No other side effects occurred in patients on the multiple-dose regimen of Azithromycin with a frequency greater than 1%. Side effects that occurred with a frequency of 1% or less included the following:

Cardiovascular: Palpitations, chest pain.

Gastrointestinal: Dyspepsia, flatulence, vomiting, melena, and cholestatic jaundice

Genitourinary: Monilia, vaginitis, and nephritis.

Nervous System: Dizziness, headache, vertigo, and somnolence.

General: Fatigue.

Allergic: Rash, photosensitivity, and angioedema.

Single 1-gram dose regimen: Overall, the most common side effects in patients receiving a single-dose regimen of 1 gram of Azithromycin were related to the gastrointestinal system and were more frequently reported than in patients receiving the multiple-dose regimen.

Side effects that occurred in patients on the single one-gram dosing regimen of Azithromycin with a frequency of 1% or greater included diarrhea/loose stools (7%), nausea (5%), abdominal pain (5%), vomiting (2%), dyspepsia (1%), and vaginitis (1%).

Single 2-gram dose regimen: Overall, the most common side effects in patients receiving a single 2-gram dose of Azithromycin were related to the gastrointestinal system. Side effects that occurred in patients in this study with a frequency of 1% or greater included nausea (18%), diarrhea/loose stools (14%), vomiting (7%), abdominal pain (7%), vaginitis (2%), dyspepsia (1%), and dizziness (1%).
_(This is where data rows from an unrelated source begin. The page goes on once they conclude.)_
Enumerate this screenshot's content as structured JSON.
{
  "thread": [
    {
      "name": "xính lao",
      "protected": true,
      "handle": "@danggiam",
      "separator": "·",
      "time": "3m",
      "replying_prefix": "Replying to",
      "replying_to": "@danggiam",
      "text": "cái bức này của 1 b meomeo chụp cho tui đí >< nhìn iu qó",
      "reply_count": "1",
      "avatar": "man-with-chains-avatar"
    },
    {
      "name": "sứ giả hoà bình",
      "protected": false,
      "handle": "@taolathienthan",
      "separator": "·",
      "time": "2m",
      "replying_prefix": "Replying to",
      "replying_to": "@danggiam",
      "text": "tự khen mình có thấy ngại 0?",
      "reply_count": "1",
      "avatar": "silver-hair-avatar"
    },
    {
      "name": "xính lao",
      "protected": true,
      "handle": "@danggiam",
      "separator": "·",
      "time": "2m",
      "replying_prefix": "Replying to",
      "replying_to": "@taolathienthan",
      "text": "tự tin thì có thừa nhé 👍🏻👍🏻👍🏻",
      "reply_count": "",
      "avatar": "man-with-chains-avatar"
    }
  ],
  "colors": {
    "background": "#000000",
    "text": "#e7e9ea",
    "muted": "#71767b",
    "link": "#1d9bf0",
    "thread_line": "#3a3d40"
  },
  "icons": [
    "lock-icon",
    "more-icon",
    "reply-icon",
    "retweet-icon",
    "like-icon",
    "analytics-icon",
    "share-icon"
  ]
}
The majority of these complaints were mild in nature. 

Children:

Multiple-dose regimens : The types of side effects in children were comparable to those seen in adults, with different incidence rates for the two dosage regimens recommended in children.

Acute Otitis Media: For the recommended Azithromycin dosage regimen of 10 mg/kg on Day 1 followed by 5 mg/kg on Days 2-5, the most frequent side effects attributed to treatment were diarrhea/loose stools (2%), abdominal pain (2%), vomiting (1%), and nausea (1%).

Community-Acquired Pneumonia: For the recommended Azithromycin dosage regimen of 10 mg/kg on Day 1 followed by 5 mg/kg on Days 2-5, the most frequent side effects attributed to treatment were diarrhea/loose stools (5.8%), abdominal pain, vomiting, and nausea (1.9% each), and rash (1.6%).

Pharyngitis/tonsillitis: For the recommended Azithromycin dosage regimen of 12 mg/kg on Days 1-5, the most frequent side effects attributed to treatment were diarrhea/loose stools (6%), vomiting (5%), abdominal pain (3%), nausea (2%), and headache (1%).

With either treatment regimen, no other side effects occurred in children treated with Azithromycin with a frequency greater than 1%. Side effects that occurred with a frequency of 1% or less included the following:

Cardiovascular: Chest pain.

Gastrointestinal: Dyspepsia, constipation, anorexia, flatulence, and gastritis.

Nervous System: Headache (otitis media dosage), hyperkinesia, dizziness, agitation, nervousness, insomnia.

General: Fever, fatigue, malaise.

Allergic: Rash.

Skin and Appendages: Pruritus, urticaria.

Special Senses: Conjunctivitis.

Post-Marketing Experience:

Adverse events reported with Azithromycin during the post-marketing period in adult and/or pediatric patients for which a causal relationship may not be established include:

Allergic: Arthralgia, edema, urticaria, angioedema.

Cardiovascular: Arrhythmias including ventricular tachycardia.

Gastrointestinal: Anorexia, constipation, dyspepsia, flatulence, vomiting/diarrhea rarely resulting in dehydration, pseudomembranous colitis and rare reports of tongue discoloration.

General: Asthenia, paresthesia and anaphylaxis (rarely fatal).

Genitourinary: Interstitial nephritis and acute renal failure, oral candidiasis, vaginitis.

Hematopoietic : Thrombocytopenia.

Liver/Biliary: Abnormal liver function including hepatitis and cholestatic jaundice, as well as rare cases of hepatic necrosis and hepatic failure, some of which have resulted in death.

Nervous System: Convulsions, dizziness/vertigo, headache, somnolence, hyperactivity, nervousness, and agitation. 

Psychiatric: Aggressive reaction and anxiety.

Skin/Appendages: Pruritus, rarely serious skin reactions including erythema multiforme, Stevens Johnson Syndrome, and toxic epidermal necrolysis.

Special Senses: Hearing disturbances including hearing loss, deafness, and/or tinnitus, rare reports of taste perversion.